Ce n’est pas une des choses marquantes, saillantes qui ont été retenues de la part de Socrate. Même chose pour Confucius : c’est dit de manière beaucoup plus explicite dans les Évangiles. Et puis il y a la non-réciprocité : on n’en est même pas à la loi du talion, on en est à dire que l’autre est un animal, ne fait pas partie du genre humain. Absence de réciprocité, non-réciprocité.

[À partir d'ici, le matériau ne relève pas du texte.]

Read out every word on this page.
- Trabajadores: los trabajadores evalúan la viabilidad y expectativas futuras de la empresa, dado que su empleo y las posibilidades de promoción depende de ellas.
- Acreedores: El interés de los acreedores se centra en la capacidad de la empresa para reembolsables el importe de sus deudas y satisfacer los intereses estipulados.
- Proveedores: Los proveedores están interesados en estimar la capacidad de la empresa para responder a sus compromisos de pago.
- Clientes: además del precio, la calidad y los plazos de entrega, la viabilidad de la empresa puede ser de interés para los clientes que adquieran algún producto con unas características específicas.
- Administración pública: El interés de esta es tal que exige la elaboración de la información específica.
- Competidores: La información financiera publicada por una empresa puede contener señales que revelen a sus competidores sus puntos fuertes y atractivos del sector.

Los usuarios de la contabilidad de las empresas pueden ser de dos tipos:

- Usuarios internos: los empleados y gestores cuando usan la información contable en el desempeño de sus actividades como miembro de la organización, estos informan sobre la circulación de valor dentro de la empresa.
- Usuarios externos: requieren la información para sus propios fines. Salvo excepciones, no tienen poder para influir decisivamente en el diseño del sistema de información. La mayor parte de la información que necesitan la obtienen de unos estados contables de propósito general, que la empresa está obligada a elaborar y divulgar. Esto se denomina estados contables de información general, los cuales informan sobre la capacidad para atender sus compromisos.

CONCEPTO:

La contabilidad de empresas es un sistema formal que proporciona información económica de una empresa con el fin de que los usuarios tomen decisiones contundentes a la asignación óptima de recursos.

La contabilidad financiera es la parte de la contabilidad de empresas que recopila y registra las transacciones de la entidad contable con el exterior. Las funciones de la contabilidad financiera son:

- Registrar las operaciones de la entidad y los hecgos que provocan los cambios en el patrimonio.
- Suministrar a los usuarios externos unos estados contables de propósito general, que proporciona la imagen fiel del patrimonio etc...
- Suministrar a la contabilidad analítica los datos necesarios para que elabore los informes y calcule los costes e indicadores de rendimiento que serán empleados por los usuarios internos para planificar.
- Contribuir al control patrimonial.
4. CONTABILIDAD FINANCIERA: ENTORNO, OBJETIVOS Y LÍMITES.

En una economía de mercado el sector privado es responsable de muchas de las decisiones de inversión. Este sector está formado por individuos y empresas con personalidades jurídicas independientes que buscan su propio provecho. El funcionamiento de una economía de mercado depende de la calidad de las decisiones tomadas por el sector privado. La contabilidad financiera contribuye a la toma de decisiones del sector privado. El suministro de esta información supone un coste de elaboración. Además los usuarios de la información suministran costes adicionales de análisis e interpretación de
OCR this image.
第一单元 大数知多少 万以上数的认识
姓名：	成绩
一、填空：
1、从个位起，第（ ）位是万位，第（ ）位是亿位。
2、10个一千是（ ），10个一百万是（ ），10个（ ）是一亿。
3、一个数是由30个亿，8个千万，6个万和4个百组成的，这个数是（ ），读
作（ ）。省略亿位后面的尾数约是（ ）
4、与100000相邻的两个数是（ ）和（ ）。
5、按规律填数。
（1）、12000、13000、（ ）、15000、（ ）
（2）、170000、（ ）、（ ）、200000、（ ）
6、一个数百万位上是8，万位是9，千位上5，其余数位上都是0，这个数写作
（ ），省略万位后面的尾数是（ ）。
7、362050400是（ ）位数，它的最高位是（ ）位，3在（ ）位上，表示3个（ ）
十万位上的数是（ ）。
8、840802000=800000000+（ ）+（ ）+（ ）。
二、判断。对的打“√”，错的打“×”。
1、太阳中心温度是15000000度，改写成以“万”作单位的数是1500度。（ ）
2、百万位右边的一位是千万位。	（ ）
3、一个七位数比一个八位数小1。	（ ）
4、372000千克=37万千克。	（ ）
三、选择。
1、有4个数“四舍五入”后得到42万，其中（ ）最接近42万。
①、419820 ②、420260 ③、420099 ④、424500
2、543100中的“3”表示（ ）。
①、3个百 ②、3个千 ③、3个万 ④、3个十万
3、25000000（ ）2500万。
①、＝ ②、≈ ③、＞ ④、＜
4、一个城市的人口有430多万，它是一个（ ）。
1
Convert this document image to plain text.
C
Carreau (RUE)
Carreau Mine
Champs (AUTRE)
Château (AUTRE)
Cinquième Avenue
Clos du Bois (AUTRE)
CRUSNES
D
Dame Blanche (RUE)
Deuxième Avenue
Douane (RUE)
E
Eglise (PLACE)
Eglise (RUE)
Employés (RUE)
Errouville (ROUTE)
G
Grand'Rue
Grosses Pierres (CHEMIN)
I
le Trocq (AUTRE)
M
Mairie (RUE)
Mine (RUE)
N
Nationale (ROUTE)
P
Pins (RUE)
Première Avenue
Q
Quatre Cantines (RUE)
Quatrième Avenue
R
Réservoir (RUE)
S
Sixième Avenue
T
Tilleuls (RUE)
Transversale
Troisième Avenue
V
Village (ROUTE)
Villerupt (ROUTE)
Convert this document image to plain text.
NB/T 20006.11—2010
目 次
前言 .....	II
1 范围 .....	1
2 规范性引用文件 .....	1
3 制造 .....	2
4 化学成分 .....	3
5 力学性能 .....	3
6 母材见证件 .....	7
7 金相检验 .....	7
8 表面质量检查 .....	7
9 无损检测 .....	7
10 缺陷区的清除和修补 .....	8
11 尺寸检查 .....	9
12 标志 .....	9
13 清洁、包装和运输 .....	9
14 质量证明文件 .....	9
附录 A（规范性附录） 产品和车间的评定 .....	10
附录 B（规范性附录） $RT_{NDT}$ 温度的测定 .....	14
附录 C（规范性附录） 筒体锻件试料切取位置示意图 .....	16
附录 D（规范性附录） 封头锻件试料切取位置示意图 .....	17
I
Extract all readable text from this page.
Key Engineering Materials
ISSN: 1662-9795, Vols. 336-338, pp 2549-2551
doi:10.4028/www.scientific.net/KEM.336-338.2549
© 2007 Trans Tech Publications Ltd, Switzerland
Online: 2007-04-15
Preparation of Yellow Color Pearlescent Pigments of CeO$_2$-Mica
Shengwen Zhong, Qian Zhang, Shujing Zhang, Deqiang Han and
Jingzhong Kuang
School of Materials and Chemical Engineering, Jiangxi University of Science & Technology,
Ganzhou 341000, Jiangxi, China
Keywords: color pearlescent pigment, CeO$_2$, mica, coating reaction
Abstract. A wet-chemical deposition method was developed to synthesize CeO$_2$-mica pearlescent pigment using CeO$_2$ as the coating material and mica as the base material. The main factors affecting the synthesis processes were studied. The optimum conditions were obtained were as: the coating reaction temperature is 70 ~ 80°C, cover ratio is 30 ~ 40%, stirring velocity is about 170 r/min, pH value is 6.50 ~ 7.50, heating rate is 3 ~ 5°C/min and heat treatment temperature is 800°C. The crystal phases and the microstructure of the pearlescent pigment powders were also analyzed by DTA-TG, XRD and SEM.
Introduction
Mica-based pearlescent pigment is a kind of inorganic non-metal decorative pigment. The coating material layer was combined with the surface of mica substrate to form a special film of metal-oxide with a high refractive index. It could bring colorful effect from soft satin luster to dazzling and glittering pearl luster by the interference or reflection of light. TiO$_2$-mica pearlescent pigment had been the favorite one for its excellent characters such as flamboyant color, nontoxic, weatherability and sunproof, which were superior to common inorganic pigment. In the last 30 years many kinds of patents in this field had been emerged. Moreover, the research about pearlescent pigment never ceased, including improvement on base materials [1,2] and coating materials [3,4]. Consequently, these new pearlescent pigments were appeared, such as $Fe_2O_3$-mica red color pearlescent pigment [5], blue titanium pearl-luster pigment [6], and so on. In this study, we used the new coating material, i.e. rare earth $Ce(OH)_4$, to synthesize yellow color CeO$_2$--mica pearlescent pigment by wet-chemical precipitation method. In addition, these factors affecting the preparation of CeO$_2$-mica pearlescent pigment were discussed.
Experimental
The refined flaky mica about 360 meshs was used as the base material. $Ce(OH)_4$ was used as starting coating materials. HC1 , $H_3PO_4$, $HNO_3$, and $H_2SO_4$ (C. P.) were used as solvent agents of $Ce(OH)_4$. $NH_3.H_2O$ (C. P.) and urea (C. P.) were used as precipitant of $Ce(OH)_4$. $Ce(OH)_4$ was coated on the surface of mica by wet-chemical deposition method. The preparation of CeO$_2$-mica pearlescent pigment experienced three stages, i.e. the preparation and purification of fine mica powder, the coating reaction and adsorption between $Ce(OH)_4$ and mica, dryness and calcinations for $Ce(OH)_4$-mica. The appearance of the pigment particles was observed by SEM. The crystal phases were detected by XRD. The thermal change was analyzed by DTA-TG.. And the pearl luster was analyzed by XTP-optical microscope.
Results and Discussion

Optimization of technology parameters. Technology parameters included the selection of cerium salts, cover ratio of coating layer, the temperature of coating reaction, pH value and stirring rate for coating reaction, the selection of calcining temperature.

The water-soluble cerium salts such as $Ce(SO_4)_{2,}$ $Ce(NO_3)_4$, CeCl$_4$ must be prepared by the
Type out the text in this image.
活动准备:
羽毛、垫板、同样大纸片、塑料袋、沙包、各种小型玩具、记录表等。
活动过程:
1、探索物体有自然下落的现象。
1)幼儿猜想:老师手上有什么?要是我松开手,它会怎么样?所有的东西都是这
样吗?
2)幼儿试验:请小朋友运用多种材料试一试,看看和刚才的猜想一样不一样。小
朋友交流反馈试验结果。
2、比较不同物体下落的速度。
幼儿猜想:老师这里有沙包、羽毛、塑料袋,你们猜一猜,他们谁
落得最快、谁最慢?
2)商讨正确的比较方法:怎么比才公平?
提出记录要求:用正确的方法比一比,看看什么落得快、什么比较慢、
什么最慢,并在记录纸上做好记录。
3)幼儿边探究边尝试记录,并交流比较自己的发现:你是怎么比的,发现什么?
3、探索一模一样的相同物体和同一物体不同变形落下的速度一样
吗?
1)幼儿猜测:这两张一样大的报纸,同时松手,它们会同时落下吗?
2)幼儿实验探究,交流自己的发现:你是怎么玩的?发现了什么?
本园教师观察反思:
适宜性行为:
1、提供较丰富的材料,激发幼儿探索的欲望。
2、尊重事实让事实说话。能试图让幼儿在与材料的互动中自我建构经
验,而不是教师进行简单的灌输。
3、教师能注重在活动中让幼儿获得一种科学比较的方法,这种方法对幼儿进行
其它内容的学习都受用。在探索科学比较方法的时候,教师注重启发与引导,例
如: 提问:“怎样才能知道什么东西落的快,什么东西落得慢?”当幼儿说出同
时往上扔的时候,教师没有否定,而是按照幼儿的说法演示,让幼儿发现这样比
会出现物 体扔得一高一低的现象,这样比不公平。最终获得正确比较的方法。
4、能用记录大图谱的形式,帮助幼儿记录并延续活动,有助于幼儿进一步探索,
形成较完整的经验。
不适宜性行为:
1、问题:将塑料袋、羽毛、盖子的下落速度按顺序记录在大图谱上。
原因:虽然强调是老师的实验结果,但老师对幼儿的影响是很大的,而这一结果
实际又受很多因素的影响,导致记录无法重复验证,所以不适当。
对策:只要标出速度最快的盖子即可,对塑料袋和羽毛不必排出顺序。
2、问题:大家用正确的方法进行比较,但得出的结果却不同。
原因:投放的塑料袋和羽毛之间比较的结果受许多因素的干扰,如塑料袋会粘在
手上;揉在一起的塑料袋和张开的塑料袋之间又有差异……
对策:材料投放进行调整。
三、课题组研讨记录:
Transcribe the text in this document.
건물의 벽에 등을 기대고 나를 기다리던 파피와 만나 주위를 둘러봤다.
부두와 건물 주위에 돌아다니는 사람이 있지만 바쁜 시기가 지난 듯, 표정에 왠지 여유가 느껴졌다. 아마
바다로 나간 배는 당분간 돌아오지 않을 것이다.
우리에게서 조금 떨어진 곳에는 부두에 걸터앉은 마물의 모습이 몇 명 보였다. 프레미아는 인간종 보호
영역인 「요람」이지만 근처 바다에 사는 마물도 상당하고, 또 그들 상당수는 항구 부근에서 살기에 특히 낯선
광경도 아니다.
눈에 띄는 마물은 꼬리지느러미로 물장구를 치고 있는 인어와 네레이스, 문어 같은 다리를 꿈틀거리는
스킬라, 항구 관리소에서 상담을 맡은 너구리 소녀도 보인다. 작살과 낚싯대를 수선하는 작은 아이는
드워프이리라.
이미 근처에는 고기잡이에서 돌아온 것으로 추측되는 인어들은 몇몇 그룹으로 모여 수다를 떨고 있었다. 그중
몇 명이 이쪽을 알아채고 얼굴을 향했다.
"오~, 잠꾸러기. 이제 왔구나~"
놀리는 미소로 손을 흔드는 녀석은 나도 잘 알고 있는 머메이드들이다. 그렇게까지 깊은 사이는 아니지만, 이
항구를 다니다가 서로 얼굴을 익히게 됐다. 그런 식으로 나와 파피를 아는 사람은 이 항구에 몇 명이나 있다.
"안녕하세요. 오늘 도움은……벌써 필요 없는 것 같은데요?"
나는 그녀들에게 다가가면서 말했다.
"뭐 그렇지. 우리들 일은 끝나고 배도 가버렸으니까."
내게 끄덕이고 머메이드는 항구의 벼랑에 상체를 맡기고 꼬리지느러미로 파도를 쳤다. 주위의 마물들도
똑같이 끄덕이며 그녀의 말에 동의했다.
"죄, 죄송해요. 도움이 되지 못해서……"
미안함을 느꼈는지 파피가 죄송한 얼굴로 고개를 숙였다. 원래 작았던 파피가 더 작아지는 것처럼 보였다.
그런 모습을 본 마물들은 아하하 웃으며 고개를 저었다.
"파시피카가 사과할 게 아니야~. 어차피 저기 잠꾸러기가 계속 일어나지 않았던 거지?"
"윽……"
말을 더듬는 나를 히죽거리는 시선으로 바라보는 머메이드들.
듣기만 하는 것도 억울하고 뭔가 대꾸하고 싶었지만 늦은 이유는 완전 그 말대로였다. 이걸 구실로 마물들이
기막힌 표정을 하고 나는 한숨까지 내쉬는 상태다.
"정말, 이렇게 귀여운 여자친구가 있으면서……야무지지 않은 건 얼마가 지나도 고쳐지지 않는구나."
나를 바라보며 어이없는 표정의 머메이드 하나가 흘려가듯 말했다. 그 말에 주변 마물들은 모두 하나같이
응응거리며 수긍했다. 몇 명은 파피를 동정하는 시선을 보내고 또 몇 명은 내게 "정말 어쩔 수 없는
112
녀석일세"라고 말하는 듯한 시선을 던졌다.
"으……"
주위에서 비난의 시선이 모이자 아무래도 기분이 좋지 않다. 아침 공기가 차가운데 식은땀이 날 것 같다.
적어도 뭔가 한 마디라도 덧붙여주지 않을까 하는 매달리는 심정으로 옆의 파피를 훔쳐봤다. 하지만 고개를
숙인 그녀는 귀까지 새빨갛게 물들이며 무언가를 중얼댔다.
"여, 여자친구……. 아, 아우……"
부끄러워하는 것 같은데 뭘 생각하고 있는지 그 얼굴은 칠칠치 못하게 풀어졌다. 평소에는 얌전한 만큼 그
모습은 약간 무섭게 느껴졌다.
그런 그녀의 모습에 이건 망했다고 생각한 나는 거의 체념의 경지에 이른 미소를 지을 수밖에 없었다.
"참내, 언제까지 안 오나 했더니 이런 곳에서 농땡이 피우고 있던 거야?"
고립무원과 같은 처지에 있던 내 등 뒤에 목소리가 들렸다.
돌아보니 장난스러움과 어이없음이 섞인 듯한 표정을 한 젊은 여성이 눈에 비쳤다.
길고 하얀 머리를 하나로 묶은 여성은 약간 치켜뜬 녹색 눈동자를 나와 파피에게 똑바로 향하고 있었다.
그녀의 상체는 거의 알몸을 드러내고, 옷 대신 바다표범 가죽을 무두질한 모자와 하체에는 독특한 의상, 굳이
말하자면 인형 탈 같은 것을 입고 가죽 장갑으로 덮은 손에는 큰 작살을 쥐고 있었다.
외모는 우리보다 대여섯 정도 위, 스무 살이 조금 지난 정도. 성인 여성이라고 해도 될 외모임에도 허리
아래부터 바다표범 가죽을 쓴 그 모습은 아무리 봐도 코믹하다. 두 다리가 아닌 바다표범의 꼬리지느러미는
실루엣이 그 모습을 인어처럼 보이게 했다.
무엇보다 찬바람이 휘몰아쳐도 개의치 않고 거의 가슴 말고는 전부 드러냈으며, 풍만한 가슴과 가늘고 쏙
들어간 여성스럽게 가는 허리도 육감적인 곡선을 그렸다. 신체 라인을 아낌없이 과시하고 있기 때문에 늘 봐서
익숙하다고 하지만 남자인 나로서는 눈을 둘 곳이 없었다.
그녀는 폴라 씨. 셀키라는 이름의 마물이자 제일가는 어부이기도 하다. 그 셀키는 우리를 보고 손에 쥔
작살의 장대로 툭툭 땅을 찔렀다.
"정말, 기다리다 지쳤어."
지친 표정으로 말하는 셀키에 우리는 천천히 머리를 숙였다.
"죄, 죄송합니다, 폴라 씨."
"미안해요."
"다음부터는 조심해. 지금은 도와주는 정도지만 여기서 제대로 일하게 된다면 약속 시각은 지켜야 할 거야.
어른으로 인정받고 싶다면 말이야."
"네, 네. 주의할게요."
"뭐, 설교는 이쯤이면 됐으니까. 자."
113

Ne me dites pas que ça n’existe pas : j’ai entendu une dame dame à la télévision il y a cinq minutes : « They’re not human beings ! ». Il faut que vous compreniez, monsieur le journaliste, que ce ne sont pas des êtres humains. C’est là qu’on est. C’est là que se trouve le problème. Et c’est là que si j’hésite depuis quelques jours à dire quoi que ce soit. C’est parce que je vois que tous les gens de bonne volonté autour de moi, qui prennent la parole – plus rapidement que je ne l’ai fait – et qui nous disent : « En réalité, ce sont plutôt quand même ceux-là qui ont raison et c’est plutôt ceux-là qui ont tort « , qui mettent de l’huile sur le feu. Involontairement, bien entendu – certains mettent de l’huile sur le feu, volontairement ! Moi, je parle des gens de bonne volonté qui essaient de ne pas le faire mais qui involontairement le font. Donc voilà, il faut marcher sur des œufs. Ce n’est pas facile de ne pas envenimer encore les choses.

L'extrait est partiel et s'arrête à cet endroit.